As encouraging as that is, it still doesn’t tell us what the law at the time was. For that, we can turn to what I would have previously considered an unlikely source, Fordham University Professor Saul Cornell. Due to his advocacy for taxing guns kept at home and arguing the best way to legally respect the memory of a black militia captain lynched by the Klan would be to keep Otis McDonald unarmed, I’ve taken to referring to him as the Slippin’ Jimmy of the revisionist history movement.

So what does Cornell tell us about “‘Infants’ and Arms Bearing in the Era of the Second Amendment”?

“Simply put, minors in the Founding Era had no legal standing to assert a claim in court to vindicate their rights, including Second Amendment-type claims,” Cornell writes.

Well, doesn’t that leave whatever I say next dead in the water? Not really, because, like Breyer in Bruen, Cornell manages to root out an acorn.

“Given the status of minors in American law at the time of the Second Amendment’s enactment, there is no credible legal argument that an infant might have made regarding a Second Amendment right to purchase or use a gun without the permission of a legal guardian.”

Ah! The understanding at the time was that parents would have a say in what their dependent children could or could not do! So, according to this, there were no Founding-era laws saying a boy or girl couldn’t have a gun if the adults raising them wanted them to.
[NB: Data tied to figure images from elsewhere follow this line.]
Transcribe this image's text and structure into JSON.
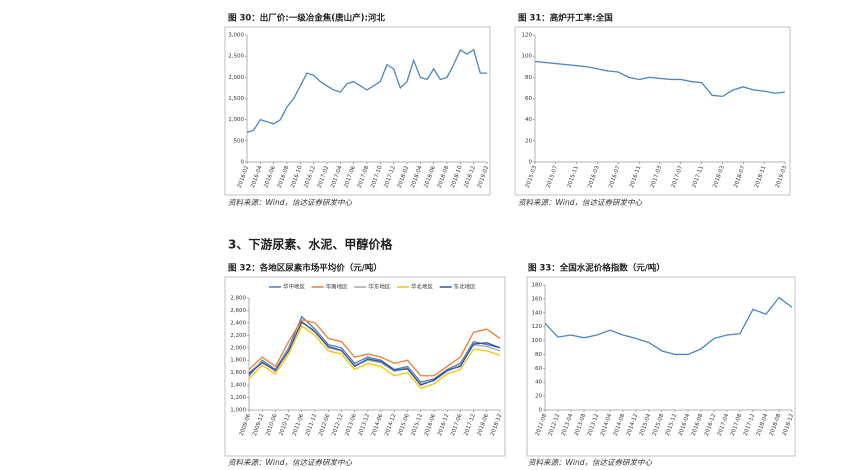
{
  "section_heading": "3、下游尿素、水泥、甲醇价格",
  "chart_data": [
    {
      "type": "line",
      "title": "图 30：出厂价:一级冶金焦(唐山产):河北",
      "source": "资料来源：Wind，信达证券研发中心",
      "color": "#4a86c5",
      "categories": [
        "2016-02",
        null,
        "2016-04",
        null,
        "2016-06",
        null,
        "2016-08",
        null,
        "2016-10",
        null,
        "2016-12",
        null,
        "2017-02",
        null,
        "2017-04",
        null,
        "2017-06",
        null,
        "2017-08",
        null,
        "2017-10",
        null,
        "2017-12",
        null,
        "2018-02",
        null,
        "2018-04",
        null,
        "2018-06",
        null,
        "2018-08",
        null,
        "2018-10",
        null,
        "2018-12",
        null,
        "2019-02"
      ],
      "values": [
        700,
        750,
        1000,
        950,
        900,
        1000,
        1300,
        1500,
        1800,
        2100,
        2050,
        1900,
        1800,
        1700,
        1650,
        1850,
        1900,
        1800,
        1700,
        1800,
        1900,
        2300,
        2200,
        1750,
        1900,
        2400,
        2000,
        1950,
        2200,
        1950,
        2000,
        2300,
        2650,
        2550,
        2650,
        2100,
        2100
      ],
      "ylim": [
        0,
        3000
      ],
      "yticks": [
        0,
        500,
        {
          "value": 1000,
          "label": "1,000"
        },
        {
          "value": 1500,
          "label": "1,500"
        },
        {
          "value": 2000,
          "label": "2,000"
        },
        {
          "value": 2500,
          "label": "2,500"
        },
        {
          "value": 3000,
          "label": "3,000"
        }
      ]
    },
    {
      "type": "line",
      "title": "图 31：高炉开工率:全国",
      "source": "资料来源：Wind，信达证券研发中心",
      "color": "#4a86c5",
      "categories": [
        "2015-03",
        null,
        "2015-07",
        null,
        "2015-11",
        null,
        "2016-03",
        null,
        "2016-07",
        null,
        "2016-11",
        null,
        "2017-03",
        null,
        "2017-07",
        null,
        "2017-11",
        null,
        "2018-03",
        null,
        "2018-07",
        null,
        "2018-11",
        null,
        "2019-03"
      ],
      "values": [
        95,
        94,
        93,
        92,
        91,
        90,
        88,
        86,
        85,
        80,
        78,
        80,
        79,
        78,
        78,
        76,
        75,
        63,
        62,
        68,
        71,
        68,
        67,
        65,
        66
      ],
      "ylim": [
        0,
        120
      ],
      "yticks": [
        0,
        20,
        40,
        60,
        80,
        100,
        120
      ]
    },
    {
      "type": "line",
      "title": "图 32：各地区尿素市场平均价（元/吨）",
      "source": "资料来源：Wind，信达证券研发中心",
      "categories": [
        "2009-06",
        "2009-12",
        "2010-06",
        "2010-12",
        "2011-06",
        "2011-12",
        "2012-06",
        "2012-12",
        "2013-06",
        "2013-12",
        "2014-06",
        "2014-12",
        "2015-06",
        "2015-12",
        "2016-06",
        "2016-12",
        "2017-06",
        "2017-12",
        "2018-06",
        "2018-12"
      ],
      "series": [
        {
          "name": "华中地区",
          "color": "#4a7fc1",
          "values": [
            1550,
            1800,
            1650,
            2000,
            2500,
            2300,
            2050,
            2000,
            1750,
            1850,
            1800,
            1650,
            1700,
            1450,
            1500,
            1650,
            1750,
            2100,
            2050,
            2000
          ]
        },
        {
          "name": "华南地区",
          "color": "#ed7d31",
          "values": [
            1650,
            1850,
            1700,
            2100,
            2450,
            2400,
            2150,
            2100,
            1850,
            1900,
            1850,
            1750,
            1800,
            1550,
            1550,
            1700,
            1850,
            2250,
            2300,
            2150
          ]
        },
        {
          "name": "华东地区",
          "color": "#a5a5a5",
          "values": [
            1600,
            1780,
            1620,
            1980,
            2400,
            2280,
            2000,
            1950,
            1720,
            1800,
            1760,
            1620,
            1680,
            1420,
            1470,
            1620,
            1720,
            2050,
            2020,
            1950
          ]
        },
        {
          "name": "华北地区",
          "color": "#ffc000",
          "values": [
            1500,
            1720,
            1580,
            1900,
            2350,
            2200,
            1950,
            1900,
            1650,
            1750,
            1700,
            1550,
            1600,
            1350,
            1420,
            1580,
            1650,
            1980,
            1950,
            1880
          ]
        },
        {
          "name": "东北地区",
          "color": "#2f5597",
          "values": [
            1580,
            1760,
            1640,
            1950,
            2420,
            2250,
            2020,
            1960,
            1700,
            1820,
            1780,
            1640,
            1660,
            1400,
            1480,
            1640,
            1700,
            2060,
            2080,
            2000
          ]
        }
      ],
      "ylim": [
        1000,
        2800
      ],
      "yticks": [
        {
          "value": 1000,
          "label": "1,000"
        },
        {
          "value": 1200,
          "label": "1,200"
        },
        {
          "value": 1400,
          "label": "1,400"
        },
        {
          "value": 1600,
          "label": "1,600"
        },
        {
          "value": 1800,
          "label": "1,800"
        },
        {
          "value": 2000,
          "label": "2,000"
        },
        {
          "value": 2200,
          "label": "2,200"
        },
        {
          "value": 2400,
          "label": "2,400"
        },
        {
          "value": 2600,
          "label": "2,600"
        },
        {
          "value": 2800,
          "label": "2,800"
        }
      ]
    },
    {
      "type": "line",
      "title": "图 33：全国水泥价格指数（元/吨）",
      "source": "资料来源：Wind，信达证券研发中心",
      "color": "#4a86c5",
      "categories": [
        "2012-08",
        "2012-12",
        "2013-04",
        "2013-08",
        "2013-12",
        "2014-04",
        "2014-08",
        "2014-12",
        "2015-04",
        "2015-08",
        "2015-12",
        "2016-04",
        "2016-08",
        "2016-12",
        "2017-04",
        "2017-08",
        "2017-12",
        "2018-04",
        "2018-08",
        "2018-12"
      ],
      "values": [
        125,
        105,
        108,
        104,
        108,
        115,
        108,
        103,
        97,
        85,
        80,
        80,
        88,
        103,
        108,
        110,
        145,
        138,
        162,
        148
      ],
      "ylim": [
        0,
        180
      ],
      "yticks": [
        0,
        20,
        40,
        60,
        80,
        100,
        120,
        140,
        160,
        180
      ]
    }
  ]
}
“Progressives” may wish they hadn’t opened this door. If we’re going to go back to a historical understanding of parental rights, so much for bills aimed at giving the state the final word on puberty blockers, hormones, and surgery without parental consent. So much for school boards siccing the feds on parents protesting subversive agendas.

Here’s a historical understanding for them that addresses both points of the hyperbolic letter writer’s concerns: Remove violent criminals from society. And leave our guns and our children alone. Just like the Founders intended.